家族の変化で住まいが変わる「二世帯住宅」編

二世帯住宅が登場して約40年。親世代が亡くなると、当然空きスペースができますが、「物置」にするだけでなく、有効に活用する方法もあります。

築30年前後の二世帯住宅

旭化成ホームズが築30年前後の二世帯住宅を調査したところ、親世帯が亡くなった世帯住宅のうち、入れ替わりに孫世帯が暮らしているのは24%。以下に、親世帯が亡くなった二世帯住宅に住んでいる割合を種類別に記しました。

子世帯のみ 33%
子世帯と単身の孫 43%
子世帯と孫世帯 19%
子世帯と孫世帯 5%

現在子世帯と同居している単身の孫が、将来結婚して同居する可能性もありますが、最終的に孫世帯に継承されるのは約50%と見られます。空いている1世帯分の用途は「物置」が最も多く、せっかくのスペースが活用されていないのが現状です。

リフォームによる空き部屋の活用方法

そんな中、空き部屋を有効活用している例を紹介します。

地域の人が集うカフェに

義母が亡くなり、1階部分が丸々空き、一時はお線香を上げるだけのガランとした空間になったAさん宅。「皆が集まりワイワイできる場所にしたい」と3人の子育て経験を活かし、数百万円かけてリフォーム。今では、子ども食堂や認知症の人とその家族が集う交流会、ミニコンサートなどのイベントを開く地域拠点になりました。

障害のある息子が暮らしやすい住まいを

亡父が暮らしていた1階の間仕切り壁を取り払い、キッチンと広いリビング、息子(18歳)の寝室を一体にするリフォームをしたBさん宅。下肢と視覚に障害のある息子の介護の負担を減らすためです。妻がメーカーに「キッチンで料理をしていても寝室にいる子どもが見えるようにしたい」と出した要望が、実現しました。以前は妻が息子を抱えて階段を上り下りしており、外出も一苦労。家にこもりがちの生活。リフォーム後は「家族そろって外食などに出かける機会もぐっと増えた」と喜んでいます。

メーカーの見解

二世帯住宅のリフォームについて、メーカー側はどのように考えているのでしょうか?

  • 世帯構成や生活スタイルは変化していくもの。将来のリフォームを想定して柱や筋交い(※)などは、新築時から外側に寄せて設計するとよい。
  • 水回りや玄関などの位置を動かす工事は、費用が高くなりやすい。将来リフォームの可能性があるなら、設計の段階で担当者に相談すべき。

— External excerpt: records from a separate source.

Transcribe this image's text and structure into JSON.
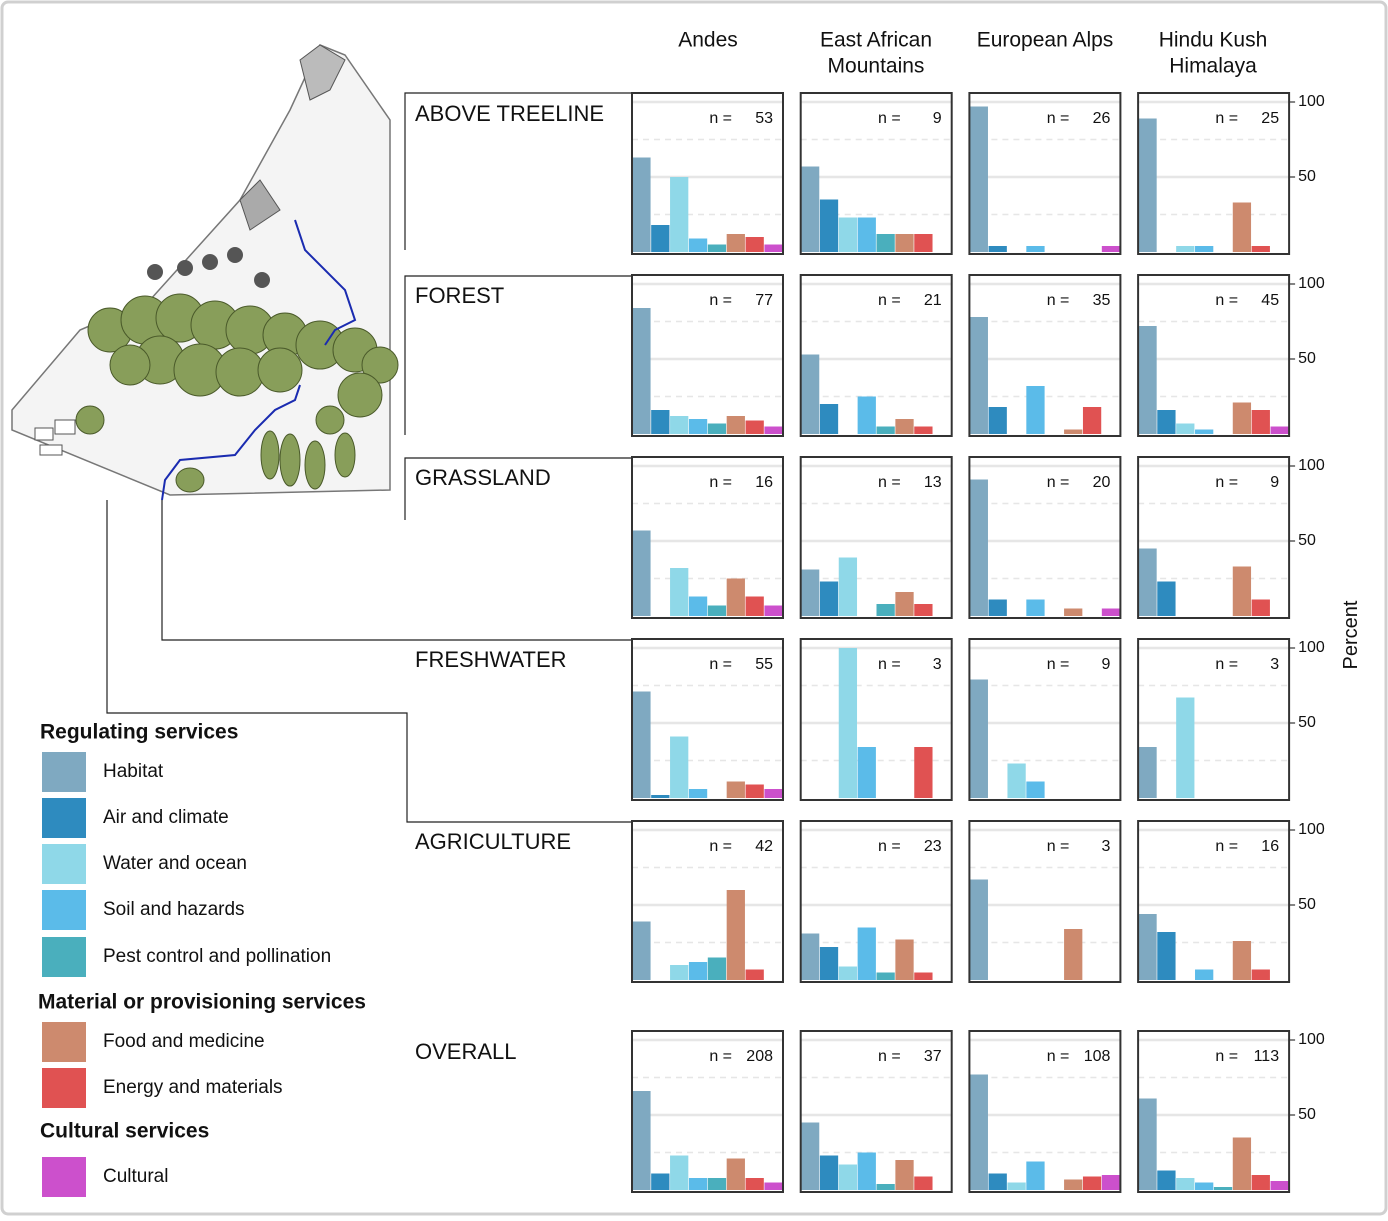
{
  "chart_data": {
    "type": "bar-grid",
    "columns": [
      [
        "Andes"
      ],
      [
        "East African",
        "Mountains"
      ],
      [
        "European Alps"
      ],
      [
        "Hindu Kush",
        "Himalaya"
      ]
    ],
    "y_label": "Percent",
    "ylim": [
      0,
      100
    ],
    "yticks": [
      50,
      100
    ],
    "minor_grid": [
      25,
      75
    ],
    "n_label": "n =",
    "groups": [
      {
        "title": "Regulating services",
        "categories": [
          {
            "name": "Habitat",
            "color": "#7fa9c1"
          },
          {
            "name": "Air and climate",
            "color": "#2e8bbf"
          },
          {
            "name": "Water and ocean",
            "color": "#8fd8e8"
          },
          {
            "name": "Soil and hazards",
            "color": "#5bbbe9"
          },
          {
            "name": "Pest control and pollination",
            "color": "#4aafbd"
          }
        ]
      },
      {
        "title": "Material or provisioning services",
        "categories": [
          {
            "name": "Food and medicine",
            "color": "#cd8a6e"
          },
          {
            "name": "Energy and materials",
            "color": "#e05252"
          }
        ]
      },
      {
        "title": "Cultural services",
        "categories": [
          {
            "name": "Cultural",
            "color": "#cc50cc"
          }
        ]
      }
    ],
    "rows": [
      {
        "name": "ABOVE TREELINE",
        "panels": [
          {
            "n": 53,
            "values": [
              63,
              18,
              50,
              9,
              5,
              12,
              10,
              5
            ]
          },
          {
            "n": 9,
            "values": [
              57,
              35,
              23,
              23,
              12,
              12,
              12,
              0
            ]
          },
          {
            "n": 26,
            "values": [
              97,
              4,
              0,
              4,
              0,
              0,
              0,
              4
            ]
          },
          {
            "n": 25,
            "values": [
              89,
              0,
              4,
              4,
              0,
              33,
              4,
              0
            ]
          }
        ]
      },
      {
        "name": "FOREST",
        "panels": [
          {
            "n": 77,
            "values": [
              84,
              16,
              12,
              10,
              7,
              12,
              9,
              5
            ]
          },
          {
            "n": 21,
            "values": [
              53,
              20,
              0,
              25,
              5,
              10,
              5,
              0
            ]
          },
          {
            "n": 35,
            "values": [
              78,
              18,
              0,
              32,
              0,
              3,
              18,
              0
            ]
          },
          {
            "n": 45,
            "values": [
              72,
              16,
              7,
              3,
              0,
              21,
              16,
              5
            ]
          }
        ]
      },
      {
        "name": "GRASSLAND",
        "panels": [
          {
            "n": 16,
            "values": [
              57,
              0,
              32,
              13,
              7,
              25,
              13,
              7
            ]
          },
          {
            "n": 13,
            "values": [
              31,
              23,
              39,
              0,
              8,
              16,
              8,
              0
            ]
          },
          {
            "n": 20,
            "values": [
              91,
              11,
              0,
              11,
              0,
              5,
              0,
              5
            ]
          },
          {
            "n": 9,
            "values": [
              45,
              23,
              0,
              0,
              0,
              33,
              11,
              0
            ]
          }
        ]
      },
      {
        "name": "FRESHWATER",
        "panels": [
          {
            "n": 55,
            "values": [
              71,
              2,
              41,
              6,
              0,
              11,
              9,
              6
            ]
          },
          {
            "n": 3,
            "values": [
              0,
              0,
              100,
              34,
              0,
              0,
              34,
              0
            ]
          },
          {
            "n": 9,
            "values": [
              79,
              0,
              23,
              11,
              0,
              0,
              0,
              0
            ]
          },
          {
            "n": 3,
            "values": [
              34,
              0,
              67,
              0,
              0,
              0,
              0,
              0
            ]
          }
        ]
      },
      {
        "name": "AGRICULTURE",
        "panels": [
          {
            "n": 42,
            "values": [
              39,
              0,
              10,
              12,
              15,
              60,
              7,
              0
            ]
          },
          {
            "n": 23,
            "values": [
              31,
              22,
              9,
              35,
              5,
              27,
              5,
              0
            ]
          },
          {
            "n": 3,
            "values": [
              67,
              0,
              0,
              0,
              0,
              34,
              0,
              0
            ]
          },
          {
            "n": 16,
            "values": [
              44,
              32,
              0,
              7,
              0,
              26,
              7,
              0
            ]
          }
        ]
      },
      {
        "name": "OVERALL",
        "panels": [
          {
            "n": 208,
            "values": [
              66,
              11,
              23,
              8,
              8,
              21,
              8,
              5
            ]
          },
          {
            "n": 37,
            "values": [
              45,
              23,
              17,
              25,
              4,
              20,
              9,
              0
            ]
          },
          {
            "n": 108,
            "values": [
              77,
              11,
              5,
              19,
              0,
              7,
              9,
              10
            ]
          },
          {
            "n": 113,
            "values": [
              61,
              13,
              8,
              5,
              2,
              35,
              10,
              6
            ]
          }
        ]
      }
    ]
  }
}
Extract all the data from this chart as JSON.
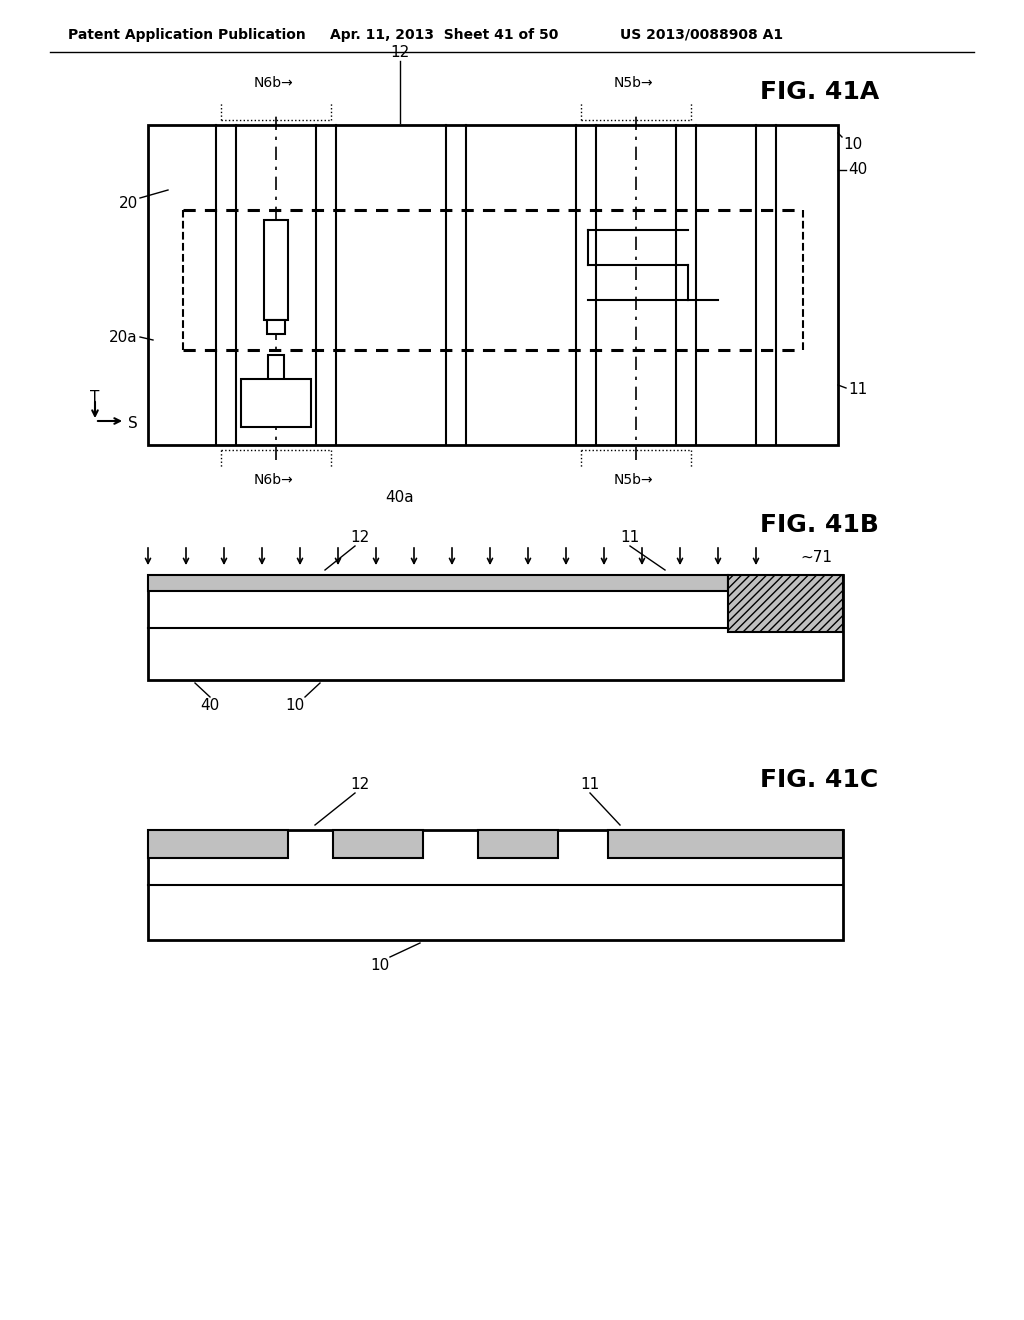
{
  "header_left": "Patent Application Publication",
  "header_mid": "Apr. 11, 2013  Sheet 41 of 50",
  "header_right": "US 2013/0088908 A1",
  "bg_color": "#ffffff",
  "line_color": "#000000",
  "gray_fill": "#c0c0c0"
}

※すじかい:建物を強くするために、柱の間などに斜めに交差させて取り付けた材木。

最近住宅メーカー各社は、将来空いた1世帯分を賃貸住宅に転用しやすい設計プランなどを勧め始めています。築30年前後の二世帯住宅は、転換期に来ているようです。これから建てる方は、将来を是非見据えて欲しいと思います。